Slovenian restaurant Pakerna in Upper West Side, Manhattan was forced to close two weeks after its opening in December last year not for lack of customers but for lack of workers.
Waitresses that worked there left to become contact tracers, while bartenders went on unemployment. Owner Dean O’Neil was never been able to establish a solid workforce. On most nights, he’s only had one chef working in his kitchen.
“I couldn’t work out really why. And then I found it was basically they could receive money without having to work. Then they wanted to be paid only in cash. It’s unacceptable” said O’Neil.
His workers took advantage of the $300 weekly enhanced unemployment insurance included in the Wuhan coronavirus (COVID-19) stimulus package signed by former President Donald Trump on December 27 last year. President Joe Biden extended the $300 per week unemployment insurance supplement up to Sept. 6 when he signed the $1.9 trillion stimulus package on March 11.

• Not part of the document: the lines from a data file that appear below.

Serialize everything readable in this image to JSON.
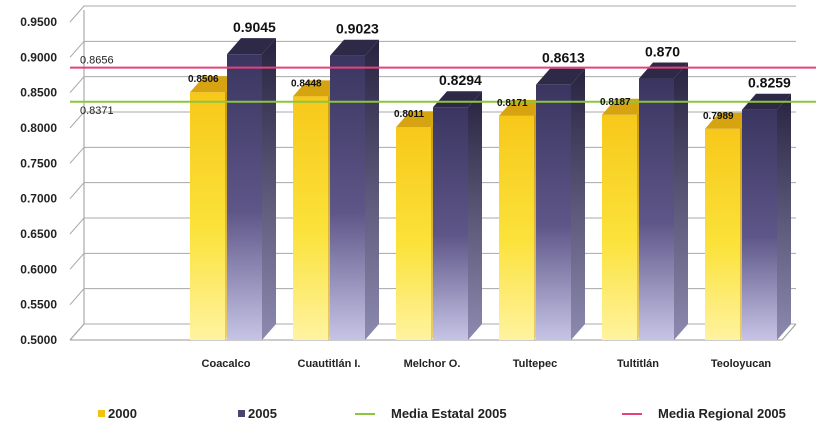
{
  "chart_data": {
    "type": "bar",
    "title": "",
    "xlabel": "",
    "ylabel": "",
    "categories": [
      "Coacalco",
      "Cuautitlán I.",
      "Melchor O.",
      "Tultepec",
      "Tultitlán",
      "Teoloyucan"
    ],
    "series": [
      {
        "name": "2000",
        "color": "#f3c20e",
        "values": [
          0.8506,
          0.8448,
          0.8011,
          0.8171,
          0.8187,
          0.7989
        ],
        "labels": [
          "0.8506",
          "0.8448",
          "0.8011",
          "0.8171",
          "0.8187",
          "0.7989"
        ]
      },
      {
        "name": "2005",
        "color": "#4a4470",
        "values": [
          0.9045,
          0.9023,
          0.8294,
          0.8613,
          0.87,
          0.8259
        ],
        "labels": [
          "0.9045",
          "0.9023",
          "0.8294",
          "0.8613",
          "0.870",
          "0.8259"
        ]
      }
    ],
    "reference_lines": [
      {
        "name": "Media Estatal 2005",
        "value": 0.8371,
        "label": "0.8371",
        "color": "#8cc63f"
      },
      {
        "name": "Media Regional 2005",
        "value": 0.8656,
        "label": "0.8656",
        "color": "#e8407a"
      }
    ],
    "ylim": [
      0.5,
      0.95
    ],
    "yticks": [
      "0.5000",
      "0.5500",
      "0.6000",
      "0.6500",
      "0.7000",
      "0.7500",
      "0.8000",
      "0.8500",
      "0.9000",
      "0.9500"
    ],
    "grid": true,
    "legend_position": "bottom"
  },
  "legend": {
    "items": [
      {
        "label": "2000",
        "kind": "box",
        "color": "#f3c20e"
      },
      {
        "label": "2005",
        "kind": "box",
        "color": "#4a4470"
      },
      {
        "label": "Media Estatal 2005",
        "kind": "line",
        "color": "#8cc63f"
      },
      {
        "label": "Media Regional 2005",
        "kind": "line",
        "color": "#e8407a"
      }
    ]
  }
}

But long before the stimulus packages were signed, the CARES Act enacted in March 2020 provided a $600 weekly benefit on top of regular unemployment insurance benefits. Following the expiration of the supplemental benefit in July 2020, the Trump administration authorized an extra $300 per week federal payment.
Owners of small businesses are starting to complain. They say it is now difficult to make people go back to work because of the generous federal aid.
A monthly survey by the National Federation of Independent Businesses (NFIB) showed that job openings in February reached an all-time record high, with 40 percent of businesses saying they are struggling to fill openings.
Mark Owens, who owns an insulation and a trucking company in Indiana, said the inability to hire people “has put a burden” on his businesses.
“Nobody wants to come and work,” said Owens. He said his businesses ran roughly 150 job advertisements from December last year until Feb. 15. Only three people showed up for an interview during that time, Owens said, and they only came to get proof that they were looking for a job and be eligible to claim benefits. (Related: Jobless claims fraud on the rise as coronavirus boosts unemployment.)
Mike Williamson, operations manager of a seafood restaurant in Washington, said he hasn’t even received any applications. Like other business owners in the area, Williamson has jobs available but few people are responding to the job postings.
“Getting extra money is not an incentive to work,” Williamson said. “When things were bad, I got it. But I’m convinced that is a problem now.”
Civil Knox, general manager and marketing director at Washington Crown Center, agreed.
“Our tenants are hiring but are short staffed,” she said. “It’s because there’s free money out there. You keep giving free money, why work? It’s beyond sad.”
Ron Smith, operations manager at Uniontown Mall, said that there were several instances where a candidate skipped the interview set up by the management. “People don’t want to work if they’re getting government money,” said Smith. “We can’t get employees.”
David Lamatrice, owner of Bistecca Steakhouse and Wine Bar, said his restaurant in the Meadows Racetrack & Casino has been looking to add staff with no success.
“We looked to add staff, but have had difficulty getting people to apply. We’ve had a problem with people who were to show up for an interview, but don’t, after fulfilling a UC requirement. I think some people are happy to get their unemployment and make it last,” said Lamatrice.
UC refers to unemployment compensation.
According to American Action Forum, a center-right policy institute, 37 percent of workers could make more on unemployment at the $300 level than they would earn by returning to work.
Republican lawmakers led by Rep. Kevin Brady (R-Texas) announced that they would introduce legislation to help local businesses that face difficulties in hiring workers during the pandemic. The bill would encourage work by allowing states to turn enhanced unemployment benefits into a one-time hiring bonus. (Related: Coronavirus pushes unemployment to highest levels since the Great Depression.)
Other states can also follow the blueprint used by Idaho to offset the negative impact of the $600 weekly supplement last year.
Alex Adams, budget director for the state of Idaho, said that his state implemented “return to work incentives.”
He said the state paid a $1,500 bonus to each person who went back to work to incentivize work and help local businesses. Idaho distributed a total of $36 million in bonuses, which was paid for by the state’s discretionary portion of the CARES Act resources.
The state’s unemployment rate is among the lowest in the country – dropping to 3.4 percent in January from 11.6 percent in April 2020.